We consider functions $x(t)$ and define $\dot{x}(t)=\frac{dx}{dt}$,
$x^{(n)}(t)=\frac{d^{n}x}{dt^{n}}$. An $n$*-th* order differential equation is
an equation of the form
$$x^{(n)}(t) = f(x^{(n-1)}(t), \cdots, x(t), t).$$
Typically, $n \leq 2$. Such an equation will usually be presented with a set of
initial conditions,
$$x^{(n-1)}(t_{0}) = x^{(n-1)}_{0}, \cdots, x(t_0)=x_0. $$
This is because to fully specify the solution to an $n$*-th* order differential
equation, $n-1$ initial conditions are necessary. To understand why we need
initial conditions, look at the following example.
!!! check "Example: Initial conditions"
Consider the following calculus problem,
$$\dot{f}(x)=x. $$
By integrating, one finds that the solution to this equation is
$$\frac{1}{2}x^2 + c,$$
where $c$ is an integration constant. In order to specify the integration
constant, an initial condition is needed. For instance, if we know that when
$x=2$ then $f(2)=4$, we can plug this into the equation to get
$$\frac{1}{2}*4 + c = 4, $$
which implies that $c=2$.
Essentially initial conditions are needed when solving differential equations so
that unknowns resulting from integration may be determined.
!!! info Terminology for Differential Equations
1. If a differential equation does not explicitly contain the
independent variable $t$, it is called an *autonomous equation*.
2. If the largest derivative in a differential equation is of first order,
i.e. $n=1$, then the equation is called a first order differential
equation.
3. Often you will see differential equation presented using $y(x)$
instead of $x(t)$. This is just a different nomenclature.
In this course we will be focusing on *Linear Differential Equations*, meaning
that we consider differential equations $x^{(n)}(t) = f(x^{(n-1)}(t), \cdots, x(t), t)$
where the function $f$ is a linear ploynomial function of the unknown function
$x(t)$. A simple way to spot a non-linear differential euation is to look for
non-linear terms, such as $x(t)*\dot{x}(t)$ or $x^{(n)}(t)*x^{(2)}(t)$.
Often, we will be dealing with several coupled differential equations.
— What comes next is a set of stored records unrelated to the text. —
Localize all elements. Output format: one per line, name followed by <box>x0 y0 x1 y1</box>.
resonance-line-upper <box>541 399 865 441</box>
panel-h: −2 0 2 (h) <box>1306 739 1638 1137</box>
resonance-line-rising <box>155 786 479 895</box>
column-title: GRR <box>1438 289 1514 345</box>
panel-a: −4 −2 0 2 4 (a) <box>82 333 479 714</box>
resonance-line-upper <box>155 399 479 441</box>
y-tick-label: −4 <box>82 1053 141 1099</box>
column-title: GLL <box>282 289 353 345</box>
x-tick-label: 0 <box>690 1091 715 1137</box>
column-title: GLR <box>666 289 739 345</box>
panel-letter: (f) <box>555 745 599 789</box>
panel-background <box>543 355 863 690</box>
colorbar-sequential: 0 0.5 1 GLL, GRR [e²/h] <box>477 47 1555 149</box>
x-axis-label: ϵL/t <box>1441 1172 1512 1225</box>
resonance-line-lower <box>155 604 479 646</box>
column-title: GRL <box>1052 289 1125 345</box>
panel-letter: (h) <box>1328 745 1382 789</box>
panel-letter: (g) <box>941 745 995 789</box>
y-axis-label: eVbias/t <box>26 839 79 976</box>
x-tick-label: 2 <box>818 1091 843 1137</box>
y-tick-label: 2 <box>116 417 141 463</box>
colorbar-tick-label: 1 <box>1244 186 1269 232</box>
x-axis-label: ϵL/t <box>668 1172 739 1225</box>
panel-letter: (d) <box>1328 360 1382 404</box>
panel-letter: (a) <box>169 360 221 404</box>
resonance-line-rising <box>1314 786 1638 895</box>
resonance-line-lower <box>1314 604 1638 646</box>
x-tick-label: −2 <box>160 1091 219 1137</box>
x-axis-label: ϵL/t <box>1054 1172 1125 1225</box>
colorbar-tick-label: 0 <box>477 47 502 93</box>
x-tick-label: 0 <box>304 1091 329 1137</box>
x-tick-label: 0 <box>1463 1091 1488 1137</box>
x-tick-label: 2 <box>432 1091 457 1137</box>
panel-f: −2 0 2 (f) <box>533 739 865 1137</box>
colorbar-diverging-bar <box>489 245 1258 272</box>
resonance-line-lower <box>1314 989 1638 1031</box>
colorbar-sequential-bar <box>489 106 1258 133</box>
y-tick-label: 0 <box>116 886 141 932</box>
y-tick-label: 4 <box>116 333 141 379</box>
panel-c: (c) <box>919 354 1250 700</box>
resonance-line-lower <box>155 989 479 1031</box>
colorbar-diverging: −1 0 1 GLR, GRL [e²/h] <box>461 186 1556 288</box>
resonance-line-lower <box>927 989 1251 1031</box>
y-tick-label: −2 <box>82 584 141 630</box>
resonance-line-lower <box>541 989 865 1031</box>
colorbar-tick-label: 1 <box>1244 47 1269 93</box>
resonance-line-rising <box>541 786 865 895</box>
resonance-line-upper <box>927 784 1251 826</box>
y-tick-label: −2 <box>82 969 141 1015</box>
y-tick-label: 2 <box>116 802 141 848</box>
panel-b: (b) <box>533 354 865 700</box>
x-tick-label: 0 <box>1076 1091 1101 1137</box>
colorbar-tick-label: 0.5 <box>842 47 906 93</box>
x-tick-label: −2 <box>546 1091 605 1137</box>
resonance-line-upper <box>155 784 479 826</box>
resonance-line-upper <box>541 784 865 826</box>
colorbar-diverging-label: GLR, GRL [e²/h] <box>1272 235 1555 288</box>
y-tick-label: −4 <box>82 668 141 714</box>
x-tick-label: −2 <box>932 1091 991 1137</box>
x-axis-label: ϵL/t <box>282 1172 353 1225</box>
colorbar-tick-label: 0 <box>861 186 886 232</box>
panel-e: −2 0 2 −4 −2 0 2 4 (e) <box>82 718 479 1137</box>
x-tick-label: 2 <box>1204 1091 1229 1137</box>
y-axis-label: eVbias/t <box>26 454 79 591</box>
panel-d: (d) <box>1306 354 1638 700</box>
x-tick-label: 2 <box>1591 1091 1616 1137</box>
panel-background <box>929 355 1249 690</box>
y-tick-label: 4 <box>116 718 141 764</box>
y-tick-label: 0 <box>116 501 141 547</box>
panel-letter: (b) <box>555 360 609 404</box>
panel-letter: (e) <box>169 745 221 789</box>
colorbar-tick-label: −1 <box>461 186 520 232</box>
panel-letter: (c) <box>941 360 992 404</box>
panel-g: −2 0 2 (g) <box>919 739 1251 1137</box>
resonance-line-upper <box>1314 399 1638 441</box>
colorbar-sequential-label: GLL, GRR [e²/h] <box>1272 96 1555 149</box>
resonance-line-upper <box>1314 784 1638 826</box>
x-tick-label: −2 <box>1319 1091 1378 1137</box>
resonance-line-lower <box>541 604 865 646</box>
In this
situation we can write the entire system of differential equations as a vector
equation, involving a linear operator. For a system of $m$ equations, denote
$$**x(t)** = \begin{bmatrix}
x_1(t) \\
\vdots \\
x_{m}(t) \\
\end{bmatrix}.$$
A system of first order linear equations is then written as
$$\dot{**x(t)**} = **f**(**x(t)**,t) $$
with initial condition $**x(t_0)** = **x_0**$.
# Basic examples and strategies
The simplest type of differential equation is the type learned about in the
integration portion of a calculus course. Such equations have the form,
$$\dot{x}(t) = f(t). $$
When $F(t)$ is an anti-derivative of $f(t)$ i.e. $\dot{F}=f$, then the solutions
to this type of equation are
$$x(t) = F(t) + c. $$
!!! check "Example: First order linear differential equation with constant coefficients"
Given the equation
$$\dot{x}(t)=t, $$
one finds by integrating that the solution is $\frac{1}{2}t^2 + c$.
For first order linear differential equations, it is possible to use the
concept of an anti-derivative from calculus to write a general solution, in
terms of the independent varaible.
$$\dot{x}(t)=f(x(t)).$$
This implies that $\frac{\dot{x}(t)}{f(x)} = 1$. Let $F(x)$ be the
anti-derivative of $\frac{1}{f(x)}$. Then, making use of the chain rule
$$\frac{dot{x}(t)}{f(x(t))} = \frac{dx}{dt}} \cdot \frac{dF}{dx}} = \frac{dF}{dt} = 1$$
$$\Leftrightarrow F(x(t)) = t + c.$$
From this we notice that if we can solve for $x(t)$ then we have the
solution! Having a specific form for the function $f(x)$ can often makes it
possible to solve either implicitly or explicity for the function $x(t)$.
!!! check "Example: Autonomous first order linear differential equation with constant coefficients"
Given the equation
$$\dot{x} = \lambda x, $$
we re-write the equation to be in the form
$$\frac{\dot{x}}{\lambda x} = 1.$$
Now, applying the same process worked through above, let $f(x)=\lambda x$
and $F(x)$ be the anti-derivative of the $\frac{1}{f(x)}$. Integrating
allows us to find the form of this anti-derivative.
$$F(x):= \int \frac{dx}{\lambda x} = \frac{1}{\lambda}log{\lambda x} $$
Now, making use of the general solution we also have that $F(x(t)) =t+c$.
These two equations can be combined to form an equation for $x(t)$,
$$Log(\lambda x) = \lambda t + c$$
$$x(t) = \frac{1}{\lambda} e^c e^{\lambda t} $$
$$x(t) = c_0 e^{\lambda t}$$
where in the last line we defined a new constant $c_0 =\frac{1}{\lambda}e^c$.
Given an initial condition, we could immediately determine this constant $c_0$.
So far we have considered only DE's with constant coefficients, but it is very
common to encounter equations such as the following,
$$\dot{x}(t)=g(t)f(x(t)).$$
This type of differential equation is called a first order differential equation
with non-constant coefficients. If $f(x(t))$ is linear in $x$ then it is also
said to be a linear equation.
This equation can be re-written to isolate the coefficient function, g(t)
$$\frac{dot{x}(t)}{f(x(t))} = g(t). $$
Now, define $F(x)$ to be the anti-derivative of $\frac{1}{f(x)}$, and $G(t)$ to
be the anti-derivative of $g(t)$. Without showing again the use of chain rule on
the left side of the equation, we have
$$\frac{d}{dt} F(x(t)) = g(t) $$
$$\Rightarrow F(x(t)) = G(t) + c $$
Given this form of general solution, knowledge of specific functions $f, g$ would
make it possible to solve for $x(t)$.